Magazzino, a New Home for Postwar Italian Art in Upstate New York, Announces Inaugural Show
Magazzino, a new home for Italian postwar and contemporary art in the Hudson Valley just north of New York City, will open to the public on June 28, with an exhibition dedicated to the influence and legacy of Margherita Stein, a late Italian dealer associated with artists active in Arte Povera circles and beyond.
Formally designated Magazzino for Italian Art (or “Warehouse for Italian Art”), the enterprise will feature a two-building, 18,000-square-foot campus on the former site of a dairy operation and later a computer factory. Located in the town of Cold Spring, about an hour north of the city along the Hudson River, Magazzino will be free to the public and open by appointment, timed to the Metro-North train schedule into the Cold Spring station.
The institution is the brainchild of Nancy Olnick and Giorgio Spanu, a couple who have collected postwar and contemporary Italian art for the past 30 years. The focus of the collection is to survey artists in depth, with examples of artworks spanning from the 1960s through the ’80s and into the present.
The opening exhibition will look specifically at Italian artists who were associated with Stein and her influential Turin-based gallery, Christian Stein, with about 70 artworks spanning four decades. Among the artists included are Alighiero Boetti, Pier Paolo Calzolari, Luciano Fabro, Mario Merz, Marisa Merz, Giulio Paolini, Giuseppe Penone, Michelangelo Pistoletto, and the late Jannis Kounellis.

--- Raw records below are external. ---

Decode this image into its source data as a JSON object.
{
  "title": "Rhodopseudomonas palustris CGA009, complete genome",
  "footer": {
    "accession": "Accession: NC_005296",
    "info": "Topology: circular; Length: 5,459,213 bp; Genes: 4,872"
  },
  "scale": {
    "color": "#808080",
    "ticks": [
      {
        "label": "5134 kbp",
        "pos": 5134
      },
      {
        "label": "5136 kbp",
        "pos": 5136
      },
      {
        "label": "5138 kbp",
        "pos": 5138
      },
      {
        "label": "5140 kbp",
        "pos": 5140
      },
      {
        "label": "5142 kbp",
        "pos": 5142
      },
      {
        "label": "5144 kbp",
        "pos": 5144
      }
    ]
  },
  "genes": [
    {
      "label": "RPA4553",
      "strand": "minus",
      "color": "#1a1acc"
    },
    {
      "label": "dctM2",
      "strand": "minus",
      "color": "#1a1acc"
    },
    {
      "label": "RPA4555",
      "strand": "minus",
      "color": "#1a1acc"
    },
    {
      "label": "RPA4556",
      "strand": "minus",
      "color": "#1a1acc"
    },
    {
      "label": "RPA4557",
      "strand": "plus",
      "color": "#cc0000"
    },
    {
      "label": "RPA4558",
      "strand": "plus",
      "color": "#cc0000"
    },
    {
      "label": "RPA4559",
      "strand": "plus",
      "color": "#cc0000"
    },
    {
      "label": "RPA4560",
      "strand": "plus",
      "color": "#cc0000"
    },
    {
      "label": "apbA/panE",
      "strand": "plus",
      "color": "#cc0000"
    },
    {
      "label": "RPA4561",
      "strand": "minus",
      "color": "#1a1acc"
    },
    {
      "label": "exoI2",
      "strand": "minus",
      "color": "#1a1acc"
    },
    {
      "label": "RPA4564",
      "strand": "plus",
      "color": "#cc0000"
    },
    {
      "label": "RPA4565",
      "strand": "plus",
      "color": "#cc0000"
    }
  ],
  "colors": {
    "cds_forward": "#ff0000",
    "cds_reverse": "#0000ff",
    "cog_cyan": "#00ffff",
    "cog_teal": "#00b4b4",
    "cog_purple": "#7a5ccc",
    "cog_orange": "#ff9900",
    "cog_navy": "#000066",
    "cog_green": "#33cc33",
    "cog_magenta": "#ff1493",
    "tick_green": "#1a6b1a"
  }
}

While work from the Arte Povera movement makes up a large part of the collection and what will be on display, Magazzino’s director, Vittorio Calabrese said, “I really want to make it clear: we’re not opening the museum of Arte Povera. It’s not a museum, first of all, and it’s not just Arte Povera. That’s how we look at this.”
Stein, who took her husband’s name for her gallery, first opened a space in her apartment in 1966 in Turin, then Italy’s economic capital. “She was a newcomer and a woman, so she decided to use her husband’s first and last name to be a gallerist,” Calabrese said. “She took his name, maybe because she was not going to be considered credible as a women dealer.” Decades later, in the ’90s, she opened a space in New York with Barbara Gladstone called SteinGladstone.
Calabrese described Stein as having an extremely personal relationship with the artists she represented. “She was strict with her program,” Calabrese said. “She was consistent with the exhibitions she was putting on. She believed in this group, in what the avant-garde was. It was not just about exhibiting the artists’ work, but about living with them.”
The director recounted a story of Alighiero Boetti’s debut exhibition at Christian Stein, after which Stein bought the entire show. “She had a hard time selling the work to anyone who didn’t fully understand what the work was about,” Calabrese said.
In a way, Magazzino founders Olnick and Spanu are similar to Stein in their commitment to forging very personal “one-to-one relationships” with artists and their estates, Calabrese said. Before the two met, Olnick, a New Yorker, collected mainly postwar American and Pop art, while Spanu, an Italian who lived in Paris before moving to New York, collected European modern art, especially works by Picasso, Matisse, and Jean Dubuffet. After their marriage, they built up an extensive collection of Murano glass, which has been exhibited internationally.
Through their travels to Italy while building their collection, Olnick and Spanu gradually found an interest in postwar Italian art and became friends with many of the artists (or their estates) traditionally associated with Arte Povera as well as artists from later generations.
The director of Magazzino stressed the operation will not be a private museum or a foundation. “We are opening a warehouse. We’re not a foundation. Our mission is to share the collection of Nancy Olnick and Giorgio Spanu, to create an organization that will host the works,” Calabrese told ARTnews.
In addition to exhibition space, which will change slowly—every few years or so, except for a rotating project room—Magazzino’s main focus will be to provide opportunities for research into postwar Italian art. On Magazzino’s campus will be a 5,000-volume library of magazines and exhibition catalogues focused on postwar and contemporary art, with plans to put the library catalog online and translate major essays into English. There are also plans to have additional programming including film screenings, events looking at Italian food and culture, and perhaps performances.
With a recent increase in interest in postwar Italian art, in the form of museum exhibitions, gallery shows, and market activity, Calabrese sees Magazzino’s imminent opening as important—and none too soon. “What we want to do now is to catch-up,” he said, “and try to tell the story of what was happening in Italy in the late ’60s.”